On peut bien venir, maintenant, de toute façon il n’y a plus rien à emporter. Il n’y a jamais eu grand-chose.

On est partis à la fraîche, le dîner terminé, la vaisselle rangée – je n’ai jamais aimé laisser du fourbi derrière moi. On a évité les questions des voisins qui nous auraient vus si on avait filé plus tôt. À cette heure, plus personne n’est dehors. Soupe et JT, tout le monde est chez soi jusqu’au lendemain – surtout que le lendemain, chez nous, il commence tôt.

On a pris la route de Givors, vers le sud. Je n’ai même pas eu de mal à redémarrer la vieille Peugeot. Six ans dans la cour sous une bâche, ça n’arrange pas une machine. Mais la qualité française, quand même, y’a pas : c’est du sérieux. De la belle ouvrage. À peine une hésitation et le moteur s’est remis à ronfler comme s’il avait tourné la veille.

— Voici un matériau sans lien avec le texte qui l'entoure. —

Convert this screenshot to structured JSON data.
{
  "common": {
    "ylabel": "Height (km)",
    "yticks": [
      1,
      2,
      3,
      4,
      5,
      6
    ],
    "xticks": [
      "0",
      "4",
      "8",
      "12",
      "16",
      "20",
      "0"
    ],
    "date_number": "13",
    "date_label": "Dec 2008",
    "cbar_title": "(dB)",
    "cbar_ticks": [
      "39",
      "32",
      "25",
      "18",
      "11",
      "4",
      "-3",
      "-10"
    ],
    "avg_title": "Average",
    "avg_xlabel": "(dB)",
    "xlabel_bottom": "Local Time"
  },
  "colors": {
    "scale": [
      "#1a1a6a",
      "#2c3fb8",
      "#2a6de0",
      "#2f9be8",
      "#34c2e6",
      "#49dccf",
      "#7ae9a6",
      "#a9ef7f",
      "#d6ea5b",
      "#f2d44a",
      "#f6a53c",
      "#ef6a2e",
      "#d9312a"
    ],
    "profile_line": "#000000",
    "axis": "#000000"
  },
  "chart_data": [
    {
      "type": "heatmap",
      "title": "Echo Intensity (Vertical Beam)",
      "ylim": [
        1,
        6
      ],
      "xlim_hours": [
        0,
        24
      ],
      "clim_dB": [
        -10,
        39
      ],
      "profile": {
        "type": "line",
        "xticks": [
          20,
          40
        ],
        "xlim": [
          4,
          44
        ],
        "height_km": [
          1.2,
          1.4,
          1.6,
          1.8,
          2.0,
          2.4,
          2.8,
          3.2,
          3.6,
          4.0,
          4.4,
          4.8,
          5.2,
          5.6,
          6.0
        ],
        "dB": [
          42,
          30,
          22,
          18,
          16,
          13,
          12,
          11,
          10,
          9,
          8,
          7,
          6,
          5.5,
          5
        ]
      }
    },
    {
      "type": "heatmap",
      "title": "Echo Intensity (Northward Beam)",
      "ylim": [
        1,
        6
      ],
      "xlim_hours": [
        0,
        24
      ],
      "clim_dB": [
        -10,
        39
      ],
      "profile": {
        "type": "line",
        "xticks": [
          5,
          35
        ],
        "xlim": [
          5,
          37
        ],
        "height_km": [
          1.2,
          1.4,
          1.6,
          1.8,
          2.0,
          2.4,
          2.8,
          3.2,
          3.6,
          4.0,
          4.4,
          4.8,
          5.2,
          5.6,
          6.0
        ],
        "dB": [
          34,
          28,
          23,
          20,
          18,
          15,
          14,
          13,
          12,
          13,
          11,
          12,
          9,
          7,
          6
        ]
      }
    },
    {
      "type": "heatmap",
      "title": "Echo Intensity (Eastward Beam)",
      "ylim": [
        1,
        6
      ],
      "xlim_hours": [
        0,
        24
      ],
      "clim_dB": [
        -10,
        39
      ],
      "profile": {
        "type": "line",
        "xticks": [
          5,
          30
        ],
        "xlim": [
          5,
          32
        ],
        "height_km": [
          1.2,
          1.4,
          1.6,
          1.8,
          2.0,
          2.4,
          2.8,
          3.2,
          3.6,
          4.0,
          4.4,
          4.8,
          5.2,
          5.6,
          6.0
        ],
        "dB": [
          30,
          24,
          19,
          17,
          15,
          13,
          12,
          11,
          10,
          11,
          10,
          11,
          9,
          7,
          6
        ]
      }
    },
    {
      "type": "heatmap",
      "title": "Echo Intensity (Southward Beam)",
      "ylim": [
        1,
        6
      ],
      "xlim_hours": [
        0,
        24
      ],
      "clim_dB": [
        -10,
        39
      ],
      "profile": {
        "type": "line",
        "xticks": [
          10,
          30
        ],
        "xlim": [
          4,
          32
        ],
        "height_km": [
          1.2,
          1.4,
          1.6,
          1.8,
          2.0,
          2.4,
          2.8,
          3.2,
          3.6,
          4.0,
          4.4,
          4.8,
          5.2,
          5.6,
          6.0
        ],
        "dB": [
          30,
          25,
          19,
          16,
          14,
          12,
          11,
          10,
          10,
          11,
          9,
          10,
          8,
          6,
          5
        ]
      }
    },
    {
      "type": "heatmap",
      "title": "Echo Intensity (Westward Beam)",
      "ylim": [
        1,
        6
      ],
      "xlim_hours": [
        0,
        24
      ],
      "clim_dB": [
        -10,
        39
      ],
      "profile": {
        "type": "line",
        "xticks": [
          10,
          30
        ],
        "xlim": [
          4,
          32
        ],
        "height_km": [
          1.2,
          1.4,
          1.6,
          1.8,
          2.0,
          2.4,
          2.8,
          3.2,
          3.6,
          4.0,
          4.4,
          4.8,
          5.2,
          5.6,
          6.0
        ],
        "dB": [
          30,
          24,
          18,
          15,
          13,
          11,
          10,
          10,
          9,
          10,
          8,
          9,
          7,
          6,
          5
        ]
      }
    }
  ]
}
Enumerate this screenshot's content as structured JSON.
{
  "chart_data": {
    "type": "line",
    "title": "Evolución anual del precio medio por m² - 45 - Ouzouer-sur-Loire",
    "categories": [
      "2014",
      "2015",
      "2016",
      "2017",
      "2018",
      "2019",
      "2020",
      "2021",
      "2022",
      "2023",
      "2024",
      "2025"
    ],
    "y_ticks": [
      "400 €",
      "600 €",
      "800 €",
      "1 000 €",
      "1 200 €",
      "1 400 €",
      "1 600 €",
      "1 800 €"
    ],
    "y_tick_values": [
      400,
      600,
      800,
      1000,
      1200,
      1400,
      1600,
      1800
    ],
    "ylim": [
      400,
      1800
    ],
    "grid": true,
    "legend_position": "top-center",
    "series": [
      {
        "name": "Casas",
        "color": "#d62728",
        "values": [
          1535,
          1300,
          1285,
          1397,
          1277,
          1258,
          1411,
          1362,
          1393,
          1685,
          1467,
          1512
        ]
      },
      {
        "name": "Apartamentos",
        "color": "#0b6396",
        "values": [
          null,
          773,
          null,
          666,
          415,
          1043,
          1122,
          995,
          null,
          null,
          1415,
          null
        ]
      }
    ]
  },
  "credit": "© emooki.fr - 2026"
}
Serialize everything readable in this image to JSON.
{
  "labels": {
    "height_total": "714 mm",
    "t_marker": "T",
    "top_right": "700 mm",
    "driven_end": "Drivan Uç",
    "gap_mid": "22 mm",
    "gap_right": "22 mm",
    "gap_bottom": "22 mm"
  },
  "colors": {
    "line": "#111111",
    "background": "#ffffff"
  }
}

Je n’aurais jamais pensé m’en resservir un jour, de la 304. Même le petit voisin d’à-côté n’avait pas voulu la récupérer quand il a eu son permis – les gosses d’aujourd’hui, trop gâtés, tiens. C’est pas à dix-huit ans qu’on m’aurait offert une voiture.

Si on avait pu en avoir, des gosses, la Francine et moi, sûr qu’ils auraient été bien élevés.

Mais on n’a pas eu le temps de se rendre compte que ça ne venait pas qu’il était déjà trop tard.

Il aurait peut-être fallu qu’on se rencontre plus tôt.

Enfin. Moi, j’étais pas du genre à courir les bals. Et elle, dans son village de nulle part, il ne se trouvait pas grand-monde pour la sortir. On s’est croisés un jour de foire et on a su qu’on avait bien fait d’attendre, elle et moi.